Trained as a sculptor in college, Geisert learned to etch at the Otis Art Institute in Los Angeles. “I like it because it’s sculptural, and because of its graphic quality,” he says. Early in his career, Geisert etched in his spare time enjoying some success with sporadic sales. Since his etchings contained narrative and humorous qualities, he began submitting stories and illustrations to children’s publishers and received encouraging rejections for ten years. His first big break came at a Boston Print Makers member show where an adult editor from Houghton Mifflin asked to see more of his work and passed it along to the children’s editor.Pa’s Balloon and Other Pig Tales was published in 1984, and he’s published about a book a year for the last 25 years.
Every Geisert picture book is illustrated with etchings. In The Etcher’s Studio, he gives children an inside look into the life of an etcher. The process has changed little since the late 1400s or early 1500s. Geisert scratches his design through a wax coating on a copper plate to expose the shiny copper. The plate is soaked in an acid bath to bite or etch lines into the copper. The length of time in the acid determines the depth of the line etched into the metal. Geisert’s plates need at least three acid baths for basic, intermediate, and fine lines. The plates are inked and rolled through a press, printing the drawing on a piece of heavy etching paper. The final print is then hand-colored. The copper plates for each book take about three months to complete.
Because of the complexity of the etching process, Geisert first constructs a solid story and finalizes the art with his editor. His stories evolve very, very slowly from a steady, constant, total involvement in the work, day in and day out. Geisert starts with simple drawings, and pulls his story together visually—a process that can take six to nine months. “When you finally get something down on paper and begin to see relationships, then one thing leads to another,” he says. Simultaneously, he thinks about the text. When he finally gets to a point where he’s happy with his drawings, the text pours out easily because he’s been living with the drawings for so long. For the wordless books, like Lights Out, many revisions of the art are required to get the action to work smoothly and believably. Geisert’s subtle sense of humor plays a large part in each of his books.

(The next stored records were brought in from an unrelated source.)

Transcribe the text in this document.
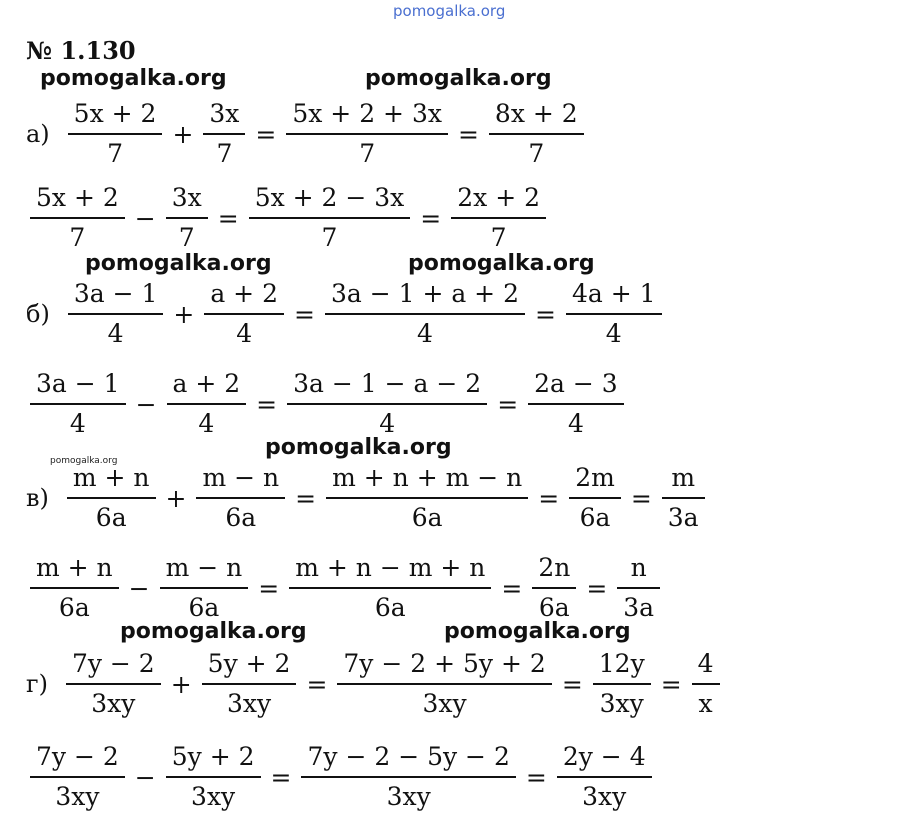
pomogalka.org
№ 1.130
pomogalka.org	pomogalka.org
pomogalka.org	pomogalka.org
pomogalka.org
pomogalka.org
pomogalka.org	pomogalka.org
$а) \frac{5x + 2}{7} + \frac{3x}{7} = \frac{5x + 2 + 3x}{7} = \frac{8x + 2}{7}$
$\frac{5x + 2}{7} - \frac{3x}{7} = \frac{5x + 2 - 3x}{7} = \frac{2x + 2}{7}$
$б) \frac{3a - 1}{4} + \frac{a + 2}{4} = \frac{3a - 1 + a + 2}{4} = \frac{4a + 1}{4}$
$\frac{3a - 1}{4} - \frac{a + 2}{4} = \frac{3a - 1 - a - 2}{4} = \frac{2a - 3}{4}$
$в) \frac{m + n}{6a} + \frac{m - n}{6a} = \frac{m + n + m - n}{6a} = \frac{2m}{6a} = \frac{m}{3a}$
$\frac{m + n}{6a} - \frac{m - n}{6a} = \frac{m + n - m + n}{6a} = \frac{2n}{6a} = \frac{n}{3a}$
$г) \frac{7y - 2}{3xy} + \frac{5y + 2}{3xy} = \frac{7y - 2 + 5y + 2}{3xy} = \frac{12y}{3xy} = \frac{4}{x}$
$\frac{7y - 2}{3xy} - \frac{5y + 2}{3xy} = \frac{7y - 2 - 5y - 2}{3xy} = \frac{2y - 4}{3xy}$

Geisert and his wife, Bonnie, wrote what he calls “the town books” —Desert Town, Prairie Town, Mountain Town, and River Town. Generally Geisert avoids research, but he and Bonnie created a fun way to get the job done. For instance, when researching River Townthey visited all of the small towns on the upper Mississippi River between Davenport, Iowa and St. Paul, Minnesota. They walked the streets, had lunch in town, and purchased post cards at a local shop. One always went to their editor to show him they were on the job. After returning home with photos, sketches, and notes, they created a composite town from the ones they’d visited.
For Roman Numerals I to MM, Geisert drew a total of 4,864 pigs. On the MM page alone, there are 2,000 little farm pigs illustrating the concept that MM equals 2,000. His editor said he wasn’t going to edit that, implying that Geisert was responsible for the pig count. Geisert, in his best imitation of a general dividing territory among his troops, enlarged the preliminary drawings of the book. He marked off zones on each page and created little booklets for his army of counters. Then they met. If everyone counted the same number of pigs in one zone, that was the final count and they moved on to the next zone.

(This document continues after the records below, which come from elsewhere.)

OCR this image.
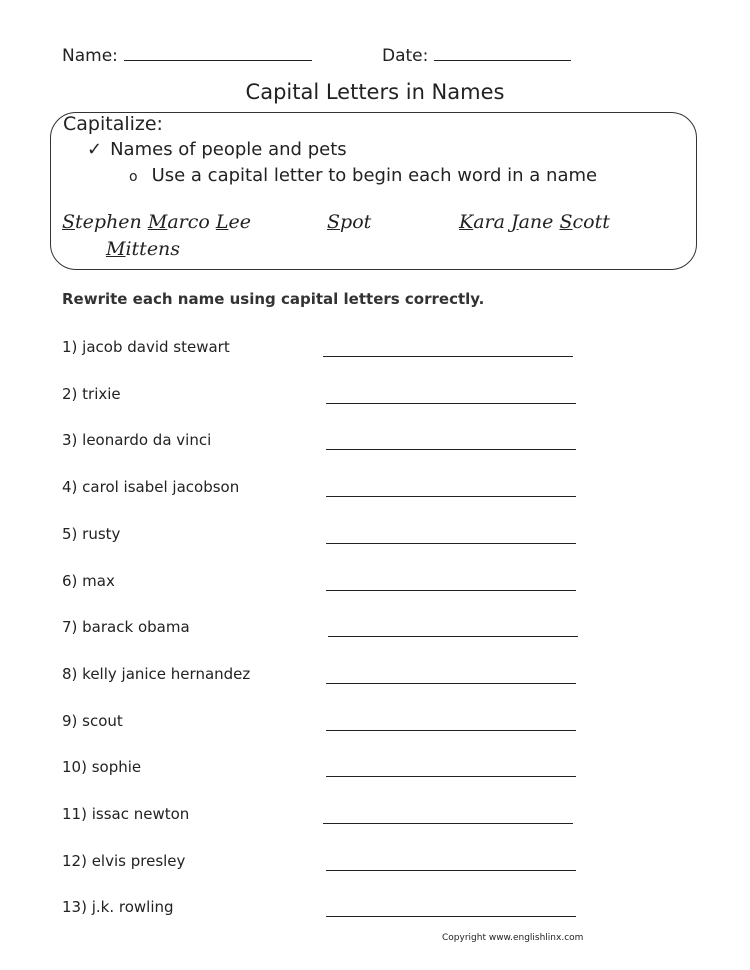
Name:	Date:
Capital Letters in Names
Capitalize:
✓ Names of people and pets
o Use a capital letter to begin each word in a name
Stephen Marco Lee	Spot	Kara Jane Scott
Mittens
Rewrite each name using capital letters correctly.
1) jacob david stewart
2) trixie
3) leonardo da vinci
4) carol isabel jacobson
5) rusty
6) max
7) barack obama
8) kelly janice hernandez
9) scout
10) sophie
11) issac newton
12) elvis presley
13) j.k. rowling
Copyright www.englishlinx.com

Recently divorced, Geisert moved his studio from Illinois to Iowa. Over the course of his career, he’d accumulated over 1,000 copper plates weighing a total of 10,000 pounds! The Dubuque Museum of Art is now the repository of 700 of these plates; several others were sold for scrap. Geisert’s new home/studio is a 900 square foot bank building built in 1913. After shoring up the floor to accommodate his heavy etching equipment, he moved in. His sleeping quarters are in the old vault. Sleeping near his studio is imperative for Geisert because his workday revolves around biting times. He frequently sticks post-it notes on the television to remind himself when to take a plate out of the acid.
Geisert’s work has appeared in The New Yorker and on the cover of The Horn Book Magazine. Pigs from A to Z and Roman Numerals I to MM were New York Times Best Illustrated Books. But his favorite accolade appealed to his sense of humor. Nursery Crimes was awarded “the most ridiculous plot of the year” by Publishers Weekly!